After reading David Brooks's column today -- one of his periodic forays into amateur pop psychology, this time poking literary fun at all the confusing little gizmos that have irreversibly altered our lives -- I'm tempted to imagine his reaction upon discovering the Internet.
Was it a pleasant experience, inspiring him to write of this bold new frontier, a medium whose limitless possibilities will fundamentally define our character for this next American century? Or perhaps it disturbed him, prompting him to worry that we're in effect uploading our civil society where it can only be viewed through a Web browser, in a form that even Tocqueville, logged in through a prison computer, would never recognize today?
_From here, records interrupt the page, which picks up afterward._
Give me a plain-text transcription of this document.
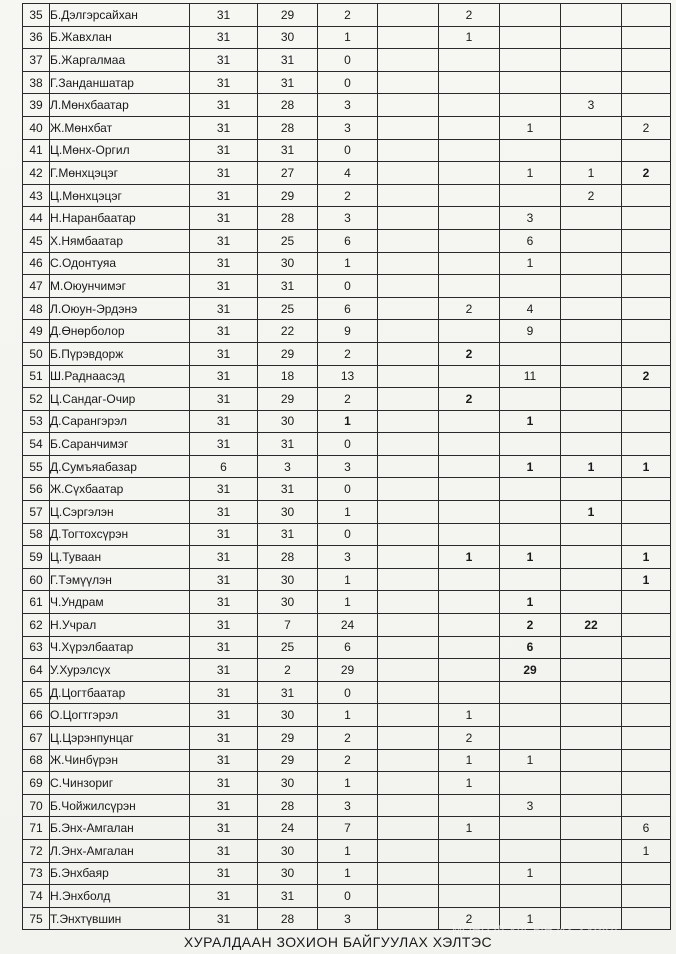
35	Б.Дэлгэрсайхан	31	29	2		2			
36	Б.Жавхлан	31	30	1		1			
37	Б.Жаргалмаа	31	31	0					
38	Г.Занданшатар	31	31	0					
39	Л.Мөнхбаатар	31	28	3				3	
40	Ж.Мөнхбат	31	28	3			1		2
41	Ц.Мөнх-Оргил	31	31	0					
42	Г.Мөнхцэцэг	31	27	4			1	1	2
43	Ц.Мөнхцэцэг	31	29	2				2	
44	Н.Наранбаатар	31	28	3			3		
45	Х.Нямбаатар	31	25	6			6		
46	С.Одонтуяа	31	30	1			1		
47	М.Оюунчимэг	31	31	0					
48	Л.Оюун-Эрдэнэ	31	25	6		2	4		
49	Д.Өнөрболор	31	22	9			9		
50	Б.Пүрэвдорж	31	29	2		2			
51	Ш.Раднаасэд	31	18	13			11		2
52	Ц.Сандаг-Очир	31	29	2		2			
53	Д.Сарангэрэл	31	30	1			1		
54	Б.Саранчимэг	31	31	0					
55	Д.Сумъяабазар	6	3	3			1	1	1
56	Ж.Сүхбаатар	31	31	0					
57	Ц.Сэргэлэн	31	30	1				1	
58	Д.Тогтохсүрэн	31	31	0					
59	Ц.Туваан	31	28	3		1	1		1
60	Г.Тэмүүлэн	31	30	1					1
61	Ч.Ундрам	31	30	1			1		
62	Н.Учрал	31	7	24			2	22	
63	Ч.Хүрэлбаатар	31	25	6			6		
64	У.Хурэлсүх	31	2	29			29		
65	Д.Цогтбаатар	31	31	0					
66	О.Цогтгэрэл	31	30	1		1			
67	Ц.Цэрэнпунцаг	31	29	2		2			
68	Ж.Чинбүрэн	31	29	2		1	1		
69	С.Чинзориг	31	30	1		1			
70	Б.Чойжилсүрэн	31	28	3			3		
71	Б.Энх-Амгалан	31	24	7		1			6
72	Л.Энх-Амгалан	31	30	1					1
73	Б.Энхбаяр	31	30	1			1		
74	Н.Энхболд	31	31	0					
75	Т.Энхтүвшин	31	28	3		2	1		
МОНГОЛ УЛСЫН ИХ ХУРАЛ
ХУРАЛДААН ЗОХИОН БАЙГУУЛАХ ХЭЛТЭС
Whatever he thought then, his attention has since moved on to GPS systems and iTunes, and the idea that we're dependent on technology to the point where we rely on it not only to tell us what we want to know, but what we want. Wielding his well-worn rhetorical playbook, Brooks writes: "Wherever there is a network, I’ll be there. Wherever there’s a TiVo machine making a sitcom recommendation based on past preferences, I’ll be there. Wherever there’s a Times reader selecting articles based on the most e-mailed list, I’ll be there."
Well, he's there all right, sitting at #1 on the Most E-mailed list, just as he preordained. I'd speculate about whether Brooks is prescient, but unfortunately his predictive powers don't extend much further than the reading habits of New Yorkers.